Smart and athletic, Zyrees Oliver had a bright future washed away when widely accepted hydration advice ended up killing him. Andréa Maria Cecil investigates.
The words hung in the air: brain dead.
Only days earlier he was a strong, healthy, God-fearing 17-year-old who in little more than a year at his high school had become captain of the football team and boasted a 3.8 GPA. Zyrees Oliver planned to play college football. Then he wanted to go into the NFL—his path plainly divergent from that of his incarcerated father.

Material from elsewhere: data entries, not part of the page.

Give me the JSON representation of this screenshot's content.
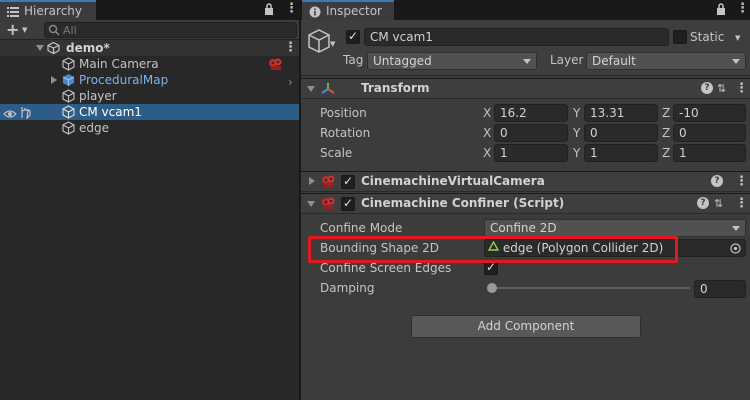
{
  "hierarchy": {
    "tab_label": "Hierarchy",
    "search_placeholder": "All",
    "scene_name": "demo*",
    "items": [
      {
        "label": "Main Camera",
        "type": "object"
      },
      {
        "label": "ProceduralMap",
        "type": "prefab"
      },
      {
        "label": "player",
        "type": "object"
      },
      {
        "label": "CM vcam1",
        "type": "object",
        "selected": true
      },
      {
        "label": "edge",
        "type": "object"
      }
    ]
  },
  "inspector": {
    "tab_label": "Inspector",
    "object": {
      "name": "CM vcam1",
      "active": true,
      "static_label": "Static",
      "tag_label": "Tag",
      "tag_value": "Untagged",
      "layer_label": "Layer",
      "layer_value": "Default"
    },
    "transform": {
      "title": "Transform",
      "rows": [
        {
          "label": "Position",
          "x": "16.2",
          "y": "13.31",
          "z": "-10"
        },
        {
          "label": "Rotation",
          "x": "0",
          "y": "0",
          "z": "0"
        },
        {
          "label": "Scale",
          "x": "1",
          "y": "1",
          "z": "1"
        }
      ],
      "axis_labels": {
        "x": "X",
        "y": "Y",
        "z": "Z"
      }
    },
    "virtual_camera": {
      "title": "CinemachineVirtualCamera",
      "enabled": true
    },
    "confiner": {
      "title": "Cinemachine Confiner (Script)",
      "enabled": true,
      "confine_mode_label": "Confine Mode",
      "confine_mode_value": "Confine 2D",
      "bounding_shape_label": "Bounding Shape 2D",
      "bounding_shape_value": "edge (Polygon Collider 2D)",
      "confine_screen_edges_label": "Confine Screen Edges",
      "confine_screen_edges": true,
      "damping_label": "Damping",
      "damping_value": "0",
      "damping_fraction": 0
    },
    "add_component_label": "Add Component"
  },
  "colors": {
    "selection": "#2c5d87",
    "highlight_box": "#e0191f",
    "prefab_text": "#7fb2ee",
    "tab_accent": "#3a79bb"
  }
}
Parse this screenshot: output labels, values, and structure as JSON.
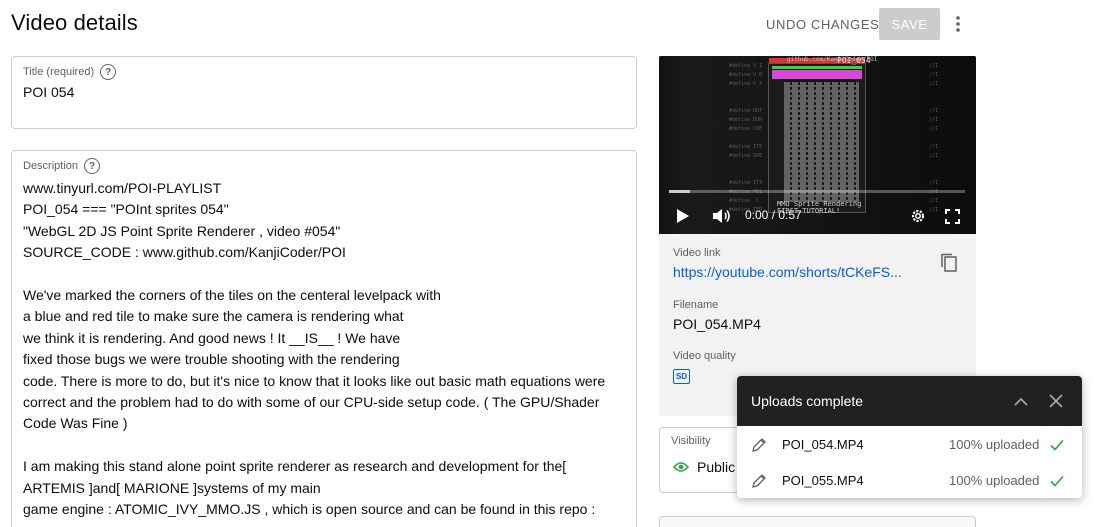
{
  "header": {
    "title": "Video details",
    "undo_label": "UNDO CHANGES",
    "save_label": "SAVE"
  },
  "title_field": {
    "label": "Title (required)",
    "value": "POI 054"
  },
  "description_field": {
    "label": "Description",
    "lines": [
      "www.tinyurl.com/POI-PLAYLIST",
      "POI_054 === \"POInt sprites 054\"",
      "\"WebGL 2D JS Point Sprite Renderer , video #054\"",
      "SOURCE_CODE : www.github.com/KanjiCoder/POI",
      "",
      "We've marked the corners of the tiles on the centeral levelpack with",
      "a blue and red tile to make sure the camera is rendering what",
      "we think it is rendering. And good news ! It __IS__ ! We have",
      "fixed those bugs we were trouble shooting with the rendering",
      "code. There is more to do, but it's nice to know that it looks like out basic math equations were",
      "correct and the problem had to do with some of our CPU-side setup code. ( The GPU/Shader Code Was Fine )",
      "",
      "I am making this stand alone point sprite renderer as research and development for the[ ARTEMIS ]and[ MARIONE ]systems of my main",
      "game engine : ATOMIC_IVY_MMO.JS , which is open source and can be found in this repo :"
    ]
  },
  "video": {
    "current_time": "0:00",
    "separator": " / ",
    "duration": "0:57",
    "progress": 0.07,
    "preview_caption": "MMO Sprite Rendering",
    "preview_caption2": "FIRST TUTORIAL!",
    "preview_top": "POI_054",
    "preview_window_caption": "github.com/KanjiCoder/POI"
  },
  "video_info": {
    "link_label": "Video link",
    "link_value": "https://youtube.com/shorts/tCKeFS...",
    "filename_label": "Filename",
    "filename_value": "POI_054.MP4",
    "quality_label": "Video quality",
    "quality_badge": "SD"
  },
  "visibility": {
    "label": "Visibility",
    "value": "Public"
  },
  "uploads_panel": {
    "title": "Uploads complete",
    "items": [
      {
        "filename": "POI_054.MP4",
        "status": "100% uploaded"
      },
      {
        "filename": "POI_055.MP4",
        "status": "100% uploaded"
      }
    ]
  },
  "colors": {
    "link": "#065fd4",
    "success": "#2ba640",
    "panel_header": "#212121",
    "save_disabled": "#cccccc"
  },
  "icons": [
    "more-vert-icon",
    "help-icon",
    "play-icon",
    "volume-icon",
    "settings-icon",
    "fullscreen-icon",
    "copy-icon",
    "eye-icon",
    "chevron-up-icon",
    "close-icon",
    "edit-icon",
    "check-icon"
  ]
}
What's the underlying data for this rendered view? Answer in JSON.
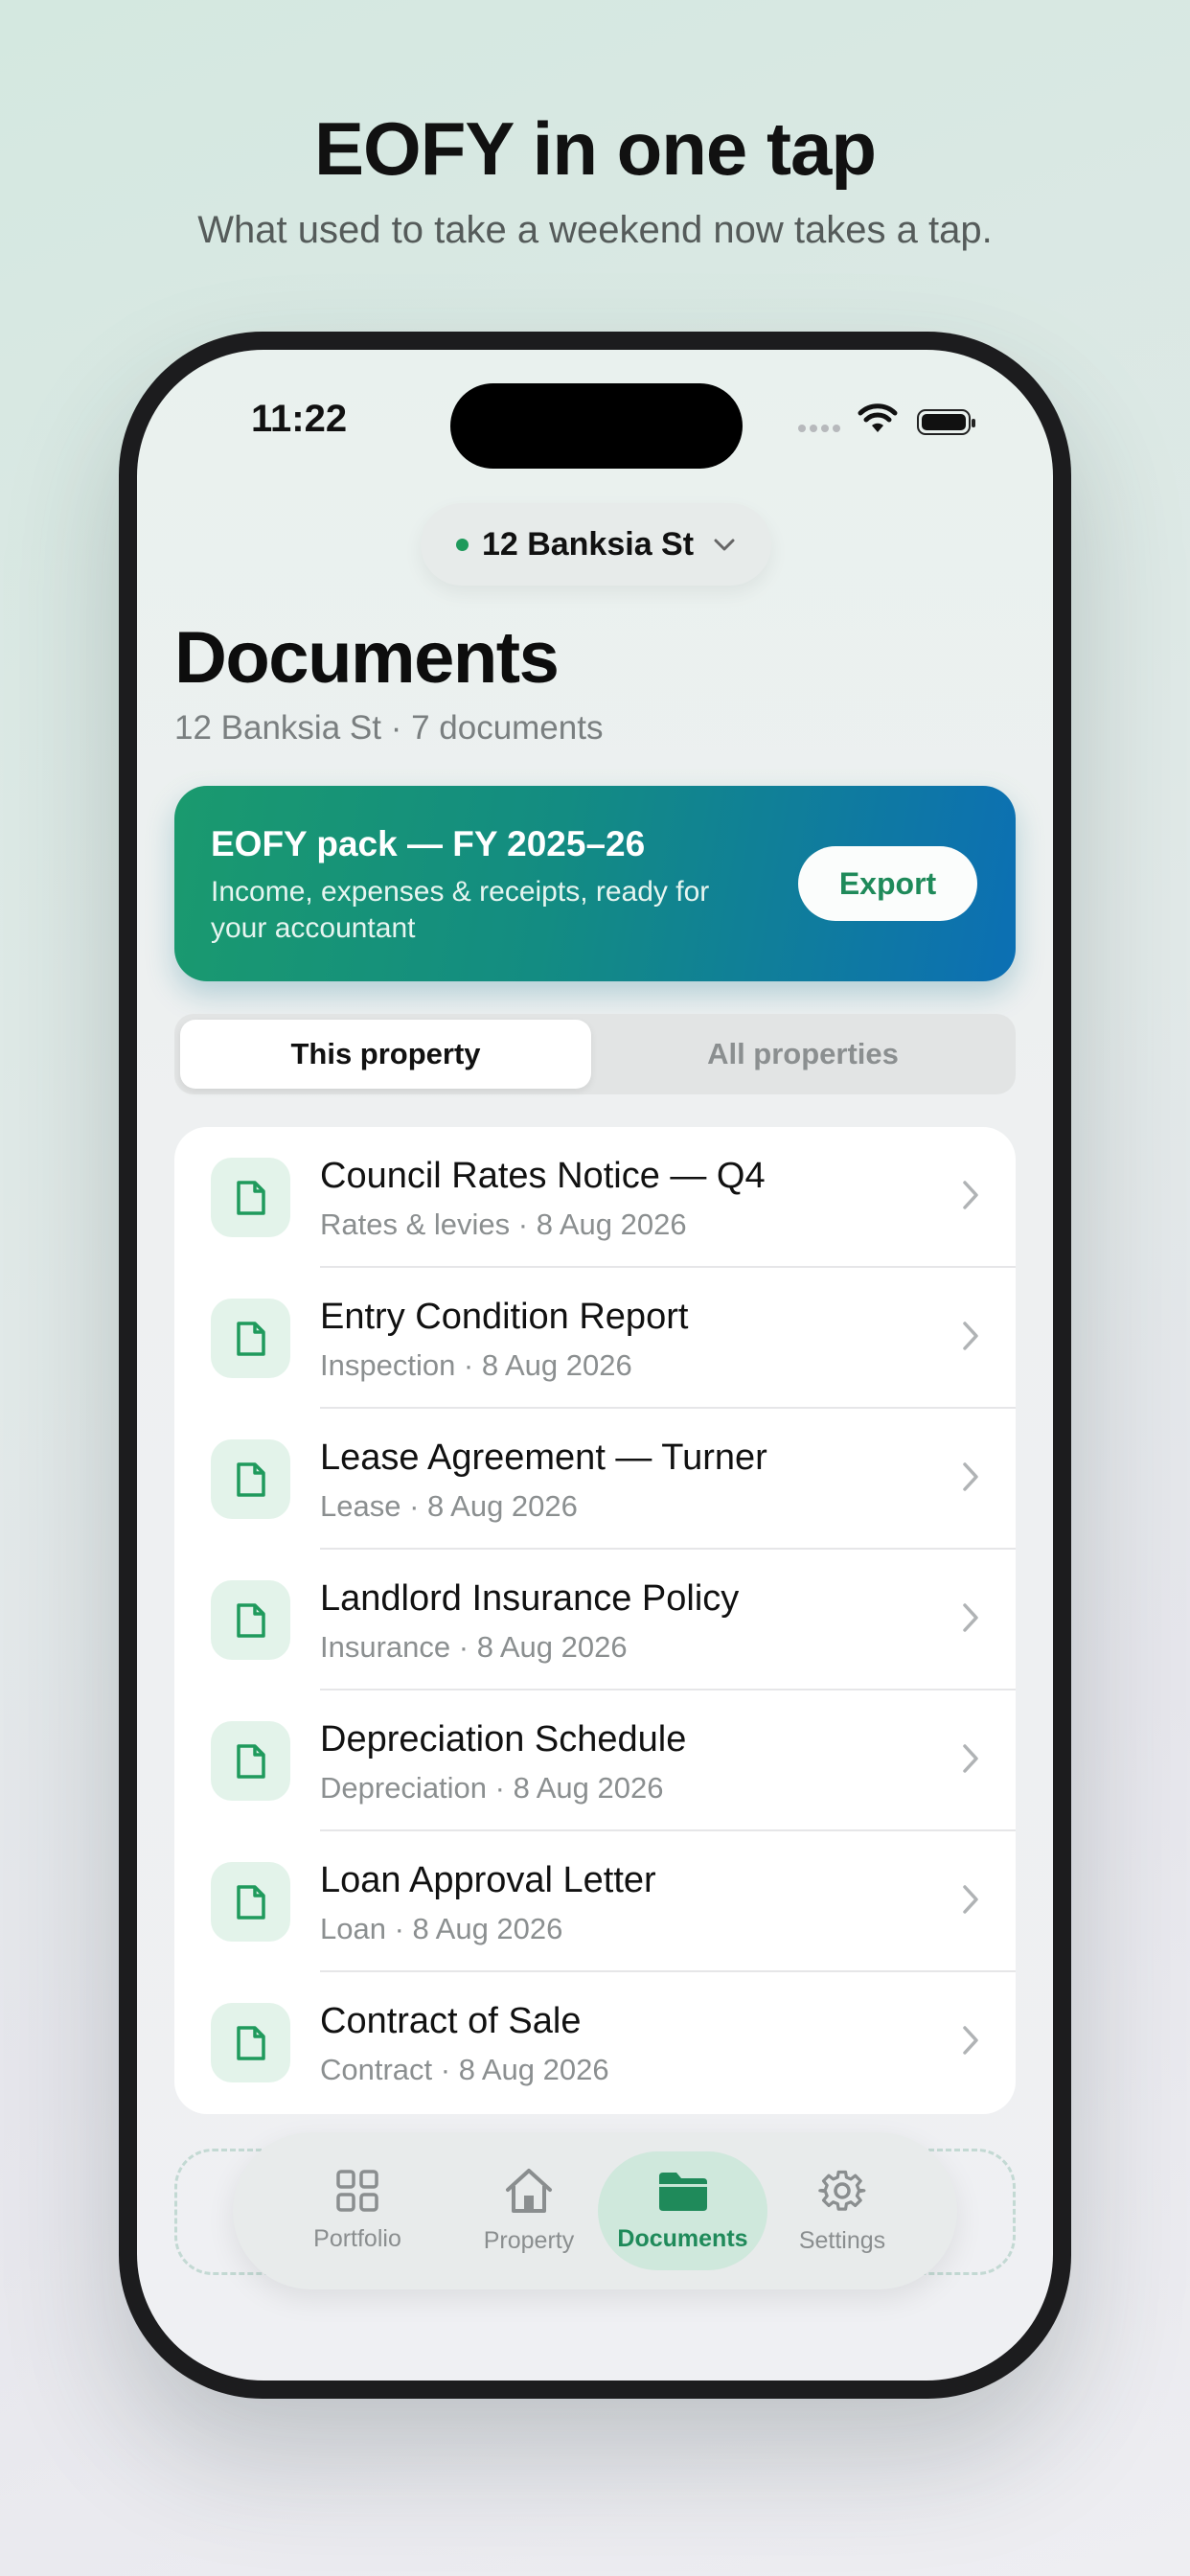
{
  "promo": {
    "headline": "EOFY in one tap",
    "subhead": "What used to take a weekend now takes a tap."
  },
  "status_bar": {
    "time": "11:22"
  },
  "property_selector": {
    "label": "12 Banksia St"
  },
  "header": {
    "title": "Documents",
    "subtitle": "12 Banksia St · 7 documents"
  },
  "eofy_card": {
    "title": "EOFY pack — FY 2025–26",
    "description": "Income, expenses & receipts, ready for your accountant",
    "export_label": "Export"
  },
  "segment": {
    "selected": "This property",
    "other": "All properties"
  },
  "documents": [
    {
      "title": "Council Rates Notice — Q4",
      "meta": "Rates & levies · 8 Aug 2026"
    },
    {
      "title": "Entry Condition Report",
      "meta": "Inspection · 8 Aug 2026"
    },
    {
      "title": "Lease Agreement — Turner",
      "meta": "Lease · 8 Aug 2026"
    },
    {
      "title": "Landlord Insurance Policy",
      "meta": "Insurance · 8 Aug 2026"
    },
    {
      "title": "Depreciation Schedule",
      "meta": "Depreciation · 8 Aug 2026"
    },
    {
      "title": "Loan Approval Letter",
      "meta": "Loan · 8 Aug 2026"
    },
    {
      "title": "Contract of Sale",
      "meta": "Contract · 8 Aug 2026"
    }
  ],
  "tabbar": {
    "items": [
      {
        "label": "Portfolio",
        "icon": "grid-icon"
      },
      {
        "label": "Property",
        "icon": "house-icon"
      },
      {
        "label": "Documents",
        "icon": "folder-icon"
      },
      {
        "label": "Settings",
        "icon": "gear-icon"
      }
    ],
    "active": "Documents"
  },
  "colors": {
    "accent": "#1f8a5a",
    "card_gradient_start": "#1a9a6e",
    "card_gradient_end": "#0c6fb4",
    "icon_tile": "#e3f3ea"
  }
}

Now he lay unresponsive in a bed in the ICU of an Atlanta hospital, his mother struggling to comprehend the neurologist’s words.
Exactly two weeks after a previous hospital visit—on Aug. 5, 2014—Zyrees, having been responsibly following medical advice to hydrate as much as possible, passed out at a late-afternoon football practice, teammates told his family. They took him to the head coach’s office to rest, his aunt said in a written account provided to the CrossFit Journal. At around 9 p.m., the coach called Zyrees’ mother, Monique Oliver. She arrived to find her son lying on the office floor, having consumed 2 gallons of Gatorade and 2 gallons of water, according to the account. When the teenager rose from the floor, he vomited.
“I’ll be all right. I just need to lie down,” family members said he told his mother.
They were the last words he spoke to her.